A Closest Benders Cut Selection Scheme for Accelerating the Benders Decomposition Algorithm

Abstract

The Benders decomposition algorithm often shows poor convergence. To improve the convergence of the Benders decomposition algorithm. Recently, it was proposed the use of feasibility cuts closest to a solution in the set defined by all feasibility cuts. We extend this feasibility cut selection scheme to a new cut selection scheme for optimality cuts and propose a new Benders separation framework that a single linear programming problem can solve. We show that optimality cuts generated by this scheme are Pareto optimal when some conditions are satisfied. Theoretical connections to the existing Benders cut generation methods are also identified. Extensive computational experiments on the multiple classes of benchmark problems demonstrate that the proposed algorithm improves the convergence speed and computational time. Summary of Contribution: The Benders decomposition algorithm is one of the most widely used algorithms in operations research.
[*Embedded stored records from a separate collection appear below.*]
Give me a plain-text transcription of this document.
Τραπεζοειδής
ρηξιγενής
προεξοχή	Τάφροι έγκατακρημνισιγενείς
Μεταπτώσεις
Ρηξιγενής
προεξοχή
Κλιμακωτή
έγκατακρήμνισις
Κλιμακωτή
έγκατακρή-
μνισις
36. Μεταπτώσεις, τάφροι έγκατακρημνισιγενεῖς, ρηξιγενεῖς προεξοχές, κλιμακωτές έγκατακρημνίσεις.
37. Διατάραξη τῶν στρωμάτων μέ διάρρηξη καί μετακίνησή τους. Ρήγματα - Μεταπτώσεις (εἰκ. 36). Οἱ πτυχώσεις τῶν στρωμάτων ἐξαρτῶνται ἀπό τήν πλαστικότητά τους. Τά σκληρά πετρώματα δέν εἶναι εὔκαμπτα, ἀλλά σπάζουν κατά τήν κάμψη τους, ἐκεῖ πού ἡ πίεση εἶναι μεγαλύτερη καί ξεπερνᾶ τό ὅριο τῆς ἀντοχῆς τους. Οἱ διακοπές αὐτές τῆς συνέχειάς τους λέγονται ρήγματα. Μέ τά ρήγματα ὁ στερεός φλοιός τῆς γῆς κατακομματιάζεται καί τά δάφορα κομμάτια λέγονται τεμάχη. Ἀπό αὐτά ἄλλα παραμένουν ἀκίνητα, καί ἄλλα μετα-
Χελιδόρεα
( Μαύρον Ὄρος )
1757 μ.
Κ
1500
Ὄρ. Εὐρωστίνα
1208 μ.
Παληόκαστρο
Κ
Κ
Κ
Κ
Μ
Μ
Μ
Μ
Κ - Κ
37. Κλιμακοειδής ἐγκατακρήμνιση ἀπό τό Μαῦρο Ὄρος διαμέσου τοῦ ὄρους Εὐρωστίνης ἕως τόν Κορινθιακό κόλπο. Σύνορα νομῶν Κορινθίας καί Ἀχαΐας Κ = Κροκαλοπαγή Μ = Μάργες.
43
However, the Benders decomposition algorithm often shows poor convergence for some optimization problems. In this paper, to improve the convergence of the Benders decomposition algorithm, we propose a unified closest Benders cut generation scheme. We give theoretical properties of the proposed Benders cuts, including Pareto optimality and facet-defining conditions. Also, we conducted extensive computational tests on various instances, such as network design and expansion problems. The results show the effectiveness of the closest Benders cut compared with existing algorithms and Cplex.